Homer
Odyssee - Kapitel 28
375    Kirke bemerkte mich jetzt, wie ich dasaß, ohne die Speise
          Mit den Händen zu rühren, versunken in tiefe Schwermut;
          Und sie nahte sich mir, und sprach die geflügelten Worte:

              Warum sitzest du so wie ein Stummer am Tische,                            Odysseus,
          Und zerquälst dein Herz, und rührest nicht Speise noch Trank           an?

380   Ist dir noch bange vor Hinterlist? Du mußt dich nicht                           fürchten!
          Denn ich habe dir's ja mit hohem Eide geschworen!

            Also sprach sie; und ich antwortete wieder, und sagte:
          Kirke, welcher Mann, dem Recht und Billigkeit obliegt,
          Hätte das Herz, sich eher mit Trank und Speise zu laben,

385   Eh' er die Freunde gerettet, und selbst mit Augen gesehen?
          Darum, wenn du aus Freundschaft zum Essen und Trinken                 mich nötigst;
          Gib sie frei, und zeige sie mir, die lieben Gefährten!

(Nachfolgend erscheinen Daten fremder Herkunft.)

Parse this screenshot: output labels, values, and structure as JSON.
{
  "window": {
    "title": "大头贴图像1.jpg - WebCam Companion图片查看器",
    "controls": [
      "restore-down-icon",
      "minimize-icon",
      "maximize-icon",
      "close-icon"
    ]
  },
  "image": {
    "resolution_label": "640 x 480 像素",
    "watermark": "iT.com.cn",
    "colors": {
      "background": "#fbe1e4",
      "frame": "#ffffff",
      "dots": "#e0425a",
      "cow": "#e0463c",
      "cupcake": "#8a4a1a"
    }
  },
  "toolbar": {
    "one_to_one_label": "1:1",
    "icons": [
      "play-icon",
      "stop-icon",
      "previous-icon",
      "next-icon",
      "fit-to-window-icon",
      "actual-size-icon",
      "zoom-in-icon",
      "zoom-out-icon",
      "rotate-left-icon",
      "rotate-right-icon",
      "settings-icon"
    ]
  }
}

              Also sprach ich. Sie ging, in der Hand die magische Rute,
          Aus dem Gemach, und öffnete schnell die Türe des Kofens,

390   Und trieb jene heraus, in Gestalt neunjähriger Eber.
          Alle stellten sich jetzt vor die mächtige Kirke, und diese
          Ging umher, und bestrich jedweden mit heilendem Safte.
          Siehe da sanken herab von den Gliedern die scheußlichen                 Borsten
          Jenes vergifteten Tranks, den ihnen die Zauberin eingab.
395   Männer wurden sie schnell, und jüngere Männer, denn                       vormals,
          Auch weit schönerer Bildung und weit erhabneres Wuchses.
          Und sie erkannten mich gleich, und gaben mir alle die Hände;
          Alle huben an, vor Freude zu weinen, daß ringsum
          Laut die Wohnung erscholl. Es jammerte selber die Göttin.
400   Und sie nahte sich mir, die hehre Göttin, und sagte:
              Edler Laertiad', erfindungsreicher Odysseus,
          Gehe nun hin zu dem rüstigen Schiff' am Strande des Meeres;
          Zieht vor allen Dingen das Schiff ans trockne Gestade,
          Und verwahrt in den Höhlen die Güter und alle Geräte.

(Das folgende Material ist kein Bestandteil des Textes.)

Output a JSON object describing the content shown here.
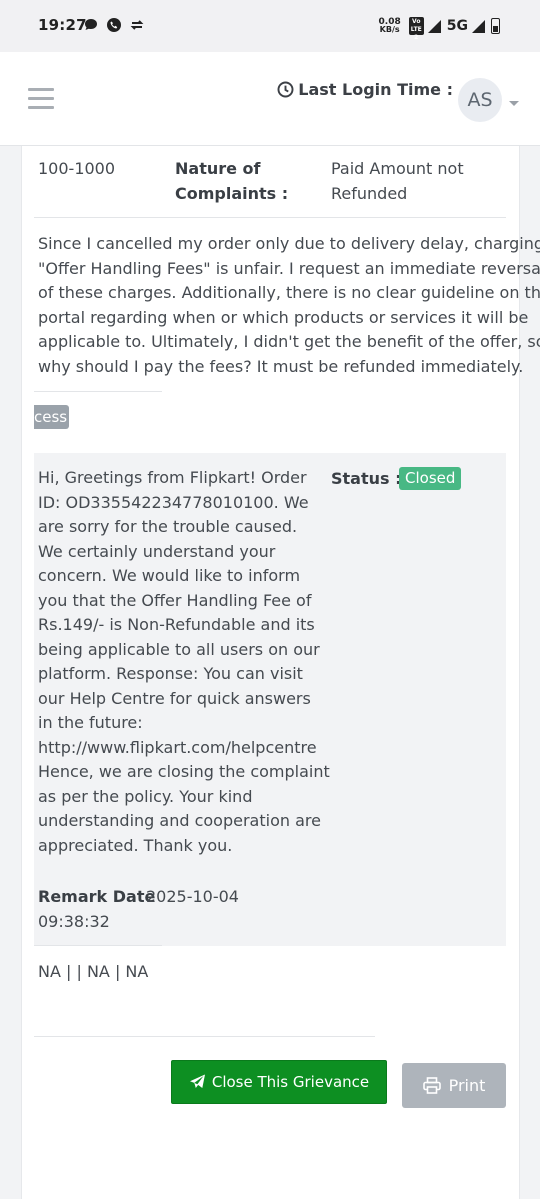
{
  "status_bar": {
    "time": "19:27",
    "network_speed_value": "0.08",
    "network_speed_unit": "KB/s",
    "volte_label": "Vo LTE 2",
    "network_type": "5G"
  },
  "header": {
    "last_login_label": "Last Login Time :",
    "avatar_initials": "AS"
  },
  "complaint": {
    "amount_range": "100-1000",
    "nature_label_line1": "Nature of",
    "nature_label_line2": "Complaints :",
    "nature_value_line1": "Paid Amount not",
    "nature_value_line2": "Refunded",
    "description_lines": [
      "Since I cancelled my order only due to delivery delay, charging",
      "\"Offer Handling Fees\" is unfair. I request an immediate reversal",
      "of these charges. Additionally, there is no clear guideline on the",
      "portal regarding when or which products or services it will be",
      "applicable to. Ultimately, I didn't get the benefit of the offer, so",
      "why should I pay the fees? It must be refunded immediately."
    ],
    "stage_badge": "cess"
  },
  "remark": {
    "text_lines": [
      "Hi, Greetings from Flipkart! Order",
      "ID: OD335542234778010100. We",
      "are sorry for the trouble caused.",
      "We certainly understand your",
      "concern. We would like to inform",
      "you that the Offer Handling Fee of",
      "Rs.149/- is Non-Refundable and its",
      "being applicable to all users on our",
      "platform. Response: You can visit",
      "our Help Centre for quick answers",
      "in the future:",
      "http://www.flipkart.com/helpcentre",
      "Hence, we are closing the complaint",
      "as per the policy. Your kind",
      "understanding and cooperation are",
      "appreciated. Thank you."
    ],
    "status_label": "Status :",
    "status_value": "Closed",
    "remark_date_label": "Remark Date",
    "remark_date_part1": "2025-10-04",
    "remark_date_part2": "09:38:32"
  },
  "footer_info": "NA | | NA | NA",
  "actions": {
    "close_button_label": "Close This Grievance",
    "print_button_label": "Print"
  },
  "colors": {
    "accent_green": "#0d8f22",
    "status_closed": "#48b884",
    "print_disabled": "#aeb4bb"
  }
}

405   Dann komm eilig zurück, und bringe die lieben Gefährten.

              Also sprach sie, und zwang mein edles Herz zum                             Gehorsam.
          Eilend ging ich zum rüstigen Schiff am Strande des Meeres,
          Und fand dort bei dem rüstigen Schiffe die lieben Gefährten,
          Welche trostlos klagten, und häufige Tränen vergossen.

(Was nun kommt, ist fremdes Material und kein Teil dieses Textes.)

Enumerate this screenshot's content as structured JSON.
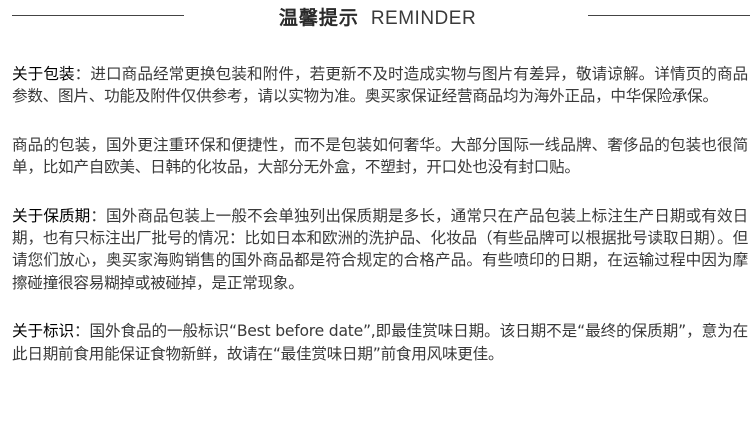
{
  "header": {
    "title_cn": "温馨提示",
    "title_en": "REMINDER"
  },
  "paragraphs": [
    {
      "label": "关于包装",
      "text": "：进口商品经常更换包装和附件，若更新不及时造成实物与图片有差异，敬请谅解。详情页的商品参数、图片、功能及附件仅供参考，请以实物为准。奥买家保证经营商品均为海外正品，中华保险承保。"
    },
    {
      "label": "",
      "text": "商品的包装，国外更注重环保和便捷性，而不是包装如何奢华。大部分国际一线品牌、奢侈品的包装也很简单，比如产自欧美、日韩的化妆品，大部分无外盒，不塑封，开口处也没有封口贴。"
    },
    {
      "label": "关于保质期",
      "text": "：国外商品包装上一般不会单独列出保质期是多长，通常只在产品包装上标注生产日期或有效日期，也有只标注出厂批号的情况：比如日本和欧洲的洗护品、化妆品（有些品牌可以根据批号读取日期）。但请您们放心，奥买家海购销售的国外商品都是符合规定的合格产品。有些喷印的日期，在运输过程中因为摩擦碰撞很容易糊掉或被碰掉，是正常现象。"
    },
    {
      "label": "关于标识",
      "text": "：国外食品的一般标识“Best before date”,即最佳赏味日期。该日期不是“最终的保质期”，意为在此日期前食用能保证食物新鲜，故请在“最佳赏味日期”前食用风味更佳。"
    }
  ]
}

410   Wie wenn im Meierhofe die Kälber den Kühen der Herde,
          Welche satt von der Weide zum nächtlichen Stalle                             zurückgehn,
          Alle mit freudigen Sprüngen entgegen eilen; es halten
          Keine Gehege sie mehr, sie umhüpfen mit lautem Geblöke
          Ihre Mutter: so flogen die Freunde, sobald sie mich sahen,
415    Alle weinend heran; und ihnen war also zu Mute,
          Als gelangten sie heim in Ithakas rauhe Gefilde
          Und in die Vaterstadt, wo jeder geboren und groß ward.
          Und sie jammerten laut mit diesen geflügelten Worten:

              Göttlicher Mann, wir freun uns so herzlich deiner                             Zurückkunft,

420   Als gelangten wir jetzo in Ithakas heimische Fluren!
          Aber wohlan! erzähl' uns der übrigen Freunde Verderben!
             Also riefen sie aus; und ich antwortete freundlich:
          Laßt uns vor allem das Schiff ans trockne Gestade                               hinaufziehn,
          Und in den Höhlen die Güter und alle Geräte verwahren!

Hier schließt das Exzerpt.